In an economy which has adopted a war footing to delay the true impact of Covid, and with the possibility of a no deal Brexit, the housing sector is a rare shining light. It needs to not just be protected but allowed to flourish.
It isn’t just the estate agency fees I’m talking about although our recent analysis, showing there are 418,000 home sales worth £112 billion progressing through the system, in turn representing over £1.5 billion in potential agent commission, shows just how much money a market shutdown would cost the agent community.
Instead we must look at the network effect of our industry. The housing market extends beyond our much-valued agents. It’s the conveyancers, the removal firms, the kitchen and bathroom fitters, the painters, decorators and many more. Many of these are small and medium-sized businesses, critical to employment opportunities, and the backbone of the local, and in turn national, economy.
If the market were to grind to a halt again through the implementation of more serious government measures, it would be disastrous. We’d swiftly see sales pulled and at a macro level consumer confidence would fall. Any sales that do continue would proceed at a glacial pace as delays in conveyancing and mortgage approvals filter through to homemovers.
But what would this really mean? If we focus on who we really know, which is our agent partners, we’ve already said they will hopefully generate over £1.5 billion in commission. To put this in perspective, the UK fishing and fish processing industry, very much part of the Brexit debate right now, is worth £1.4 billion. These figures underline the importance of our industry’s contribution to the economy.
It’s also important to consider something less tangible but perhaps just as important.
People move home for many reasons. Of course it is a financial decision but we also should remember it’s an emotional journey.

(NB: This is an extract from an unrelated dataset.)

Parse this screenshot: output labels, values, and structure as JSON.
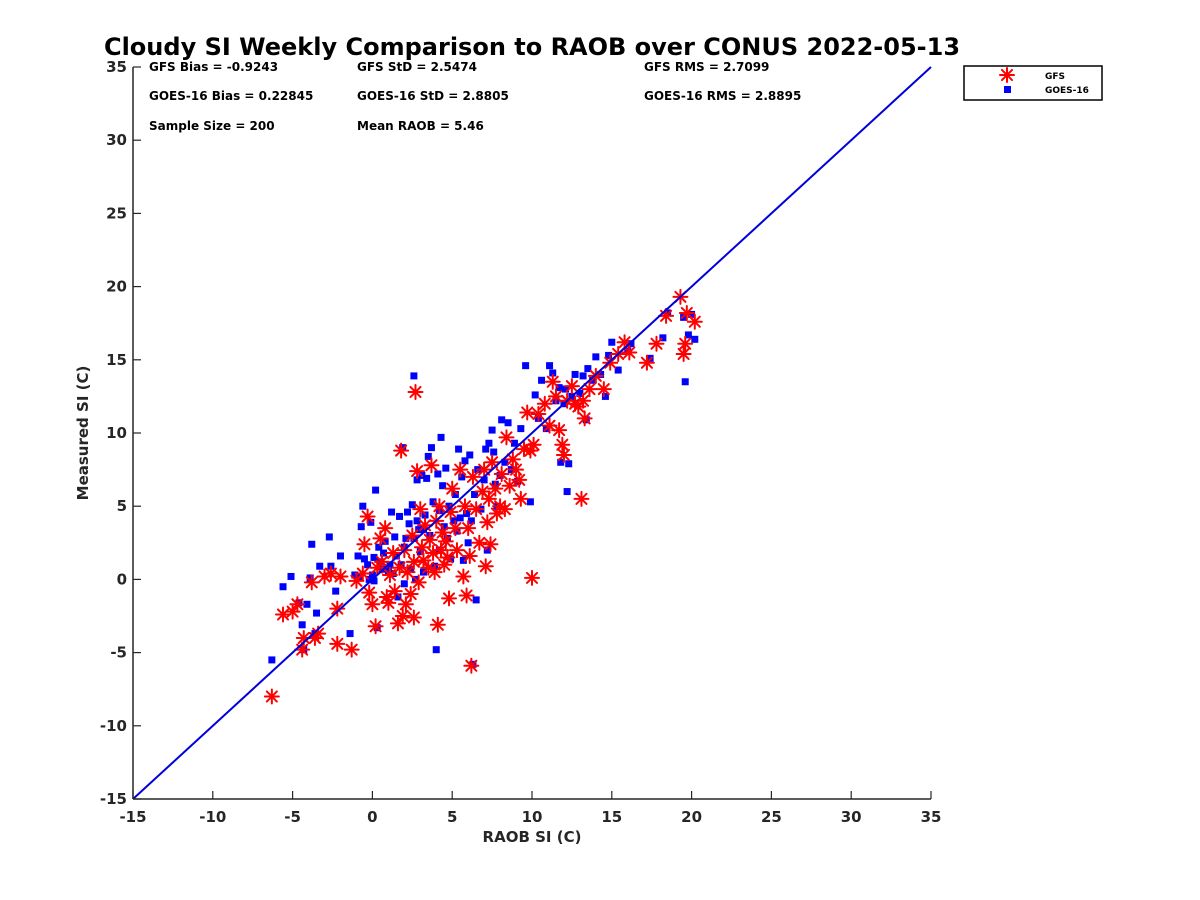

A new home can provide a new lease of life. Whether it's more space for that home office, peace and quiet, or great schools, these things, while they don’t have a monetary value, matter. In a difficult time reaching these goals shouldn’t be stymied.
That’s not to say of course that we should do anything that compromises public safety. We all know the danger to the economy and our collective health this virus poses.
However, agents have shown themselves during this period to be responsible and proactive when it comes to the measures they need to take to protect themselves and homemovers. It’s not just keeping their offices clean and safe, though. They’ve also utilised technology with virtual viewings and CGI fly-throughs of properties becoming increasingly common. Overall, they’ve embraced this challenge with exactly the entrepreneurial zeal we’d expect and have set a new standard in innovative working.
I know that for someone in my role it isn’t exactly surprising that I would call for the government to do everything it can to keep the housing market open. Indeed you’d be disappointed (and probably angry) if I didn’t.
My point however is that, while much of the focus on the impact of Covid is understandably on the hospitality, retail and leisure sectors, we have our own part of the economy that is flying right now.
We need to stand collectively and shout this from the rooftops, reminding ministers and stakeholders at every opportunity that we are not only doing the right thing by our businesses and customers but also the wider economy.
What happened last time, while necessary, put many in the industry on their knees. We can’t let the housing market become a soft target or a victim of a rush to judgement when steps are taken to fight this awful virus. If it were to do so there’s no doubt the effects both on the industry and beyond will be felt for many years to come.